YSKRecognizer is the central component of speech recognition in SpeechKit. YSKRecognizer is intended for single sessions of speech recognition. It manages the entire recognition process, including recording audio, detecting speech activity, communicating with the server, and so on. YSKRecognizer uses the YSKRecognizerDelegate interface for notification of important events in the recognition process, returning recognition results, and notification of errors.

The recognition result is represented by the YSKRecognition class, which is the N-best list of recognition hypotheses, sorted by confidence in descending order. A recognition hypothesis, in turn, is represented by the YSKRecognitionHypothesis class.

Errors that occur during the recognition process are described by the standard YSKError mechanism.

YSKVocalizer

YSKVocalizer is the main speech synthesis component in SpeechKit. YSKVocalizer is intended for single sessions of speech synthesis. It manages the entire text-to-speech process, including producing audio, communicating with the server, and so on.

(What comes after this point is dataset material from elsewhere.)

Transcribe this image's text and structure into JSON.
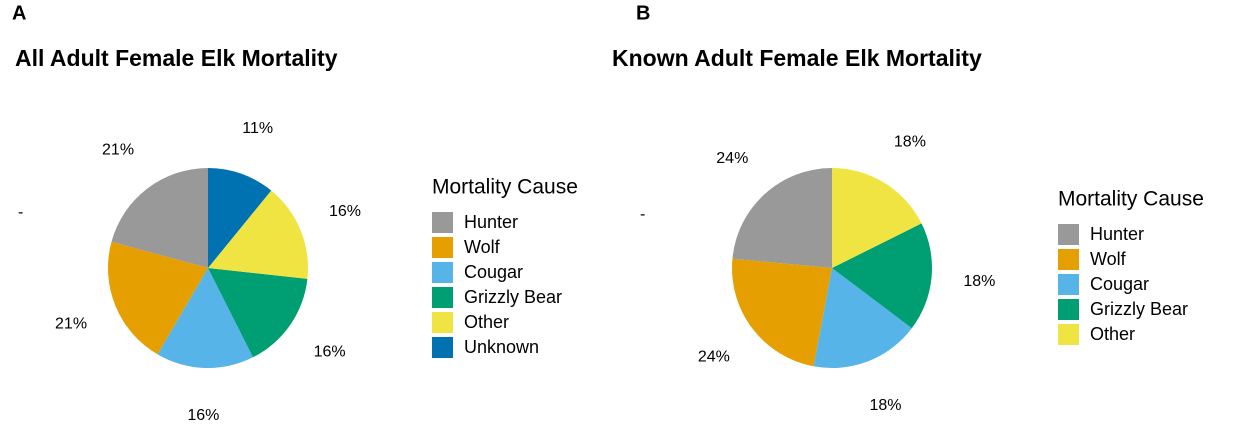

YSKVocalizer uses the YSKVocalizerDelegate interface for notification of the main events in the speech synthesis process, returning synthesis results, and notification of errors.

YSKPhraseSpotter

YSKPhraseSpotter allows continual analysis of an audio stream to detect specific phrases in it. It does not require an internet connection. All computations are performed on the device. To search for phrases in an audio stream, you need a model that contains the pronunciation of these phrases.

To start working with YSKPhraseSpotter, you must specify the model and the object that will receive notifications. After this, you can stop and start phrase detection without re-initialization.